Warm Chicken and Butter Bean Salad

Total Time:
30 min
Prep:
15 min
Cook:
15 min

Yield:
4 servings
Level:
Easy

NUTRITION INFO
Ingredients
  • 1 15 -ounce can butter beans, drained and rinsed
  • 1 12 -ounce jar roasted peppers (red, yellow or a combination), drained and chopped
  • 1/4 cup chopped dill pickles
  • 2 stalks celery, diced
  • 2 tablespoons chopped fresh parsley
  • Finely grated zest and juice of 1 lemon
  • 1/4 cup extra-virgin olive oil
  • 1 1/2 pounds skinless, boneless chicken breasts
  • 6 sprigs thyme
  • 1 red onion, halved and sliced
  • 1/4 teaspoon red pepper flakes
  • 6 cups mixed baby greens
Directions

Combine the beans, roasted peppers, pickles, celery, parsley and lemon zest and juice in a large bowl.

Heat the olive oil in a large skillet over medium-high heat.

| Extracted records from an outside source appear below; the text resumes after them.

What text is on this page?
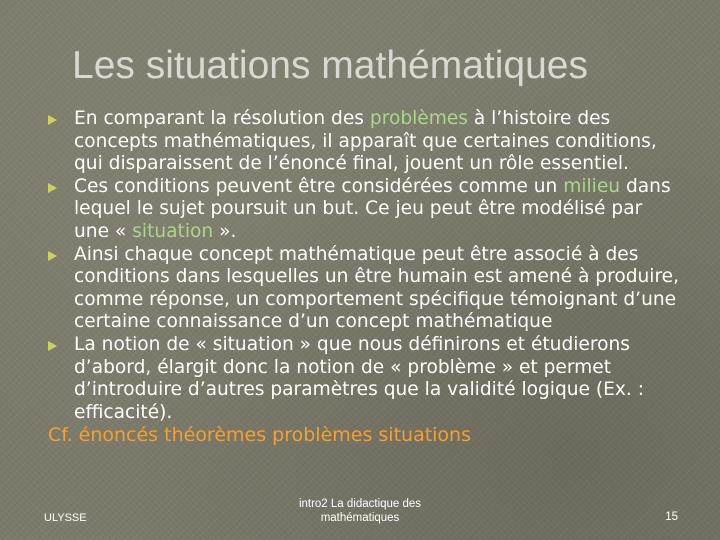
Les situations mathématiques

En comparant la résolution des problèmes à l’histoire des concepts mathématiques, il apparaît que certaines conditions, qui disparaissent de l’énoncé final, jouent un rôle essentiel.

Ces conditions peuvent être considérées comme un milieu dans lequel le sujet poursuit un but. Ce jeu peut être modélisé par une « situation ».

Ainsi chaque concept mathématique peut être associé à des conditions dans lesquelles un être humain est amené à produire, comme réponse, un comportement spécifique témoignant d’une certaine connaissance d’un concept mathématique

La notion de « situation » que nous définirons et étudierons d’abord, élargit donc la notion de « problème » et permet d’introduire d’autres paramètres que la validité logique (Ex. : efficacité).

Cf. énoncés théorèmes problèmes situations

ULYSSE
intro2 La didactique des mathématiques	15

Add the chicken and thyme, then scatter the red onion and red pepper flakes around the pan. Cook until the chicken is browned on the bottom and the onion is soft, about 4 minutes. Turn the chicken, add 1/4 cup water, cover the skillet and reduce the heat to low. Continue cooking until the chicken is cooked through, 5 to 8 more minutes. Transfer the chicken to a cutting board; discard the thyme. Add the cooked onion to the bean mixture.

Thinly slice the chicken against the grain and add to the bean mixture. Add the greens and toss to combine.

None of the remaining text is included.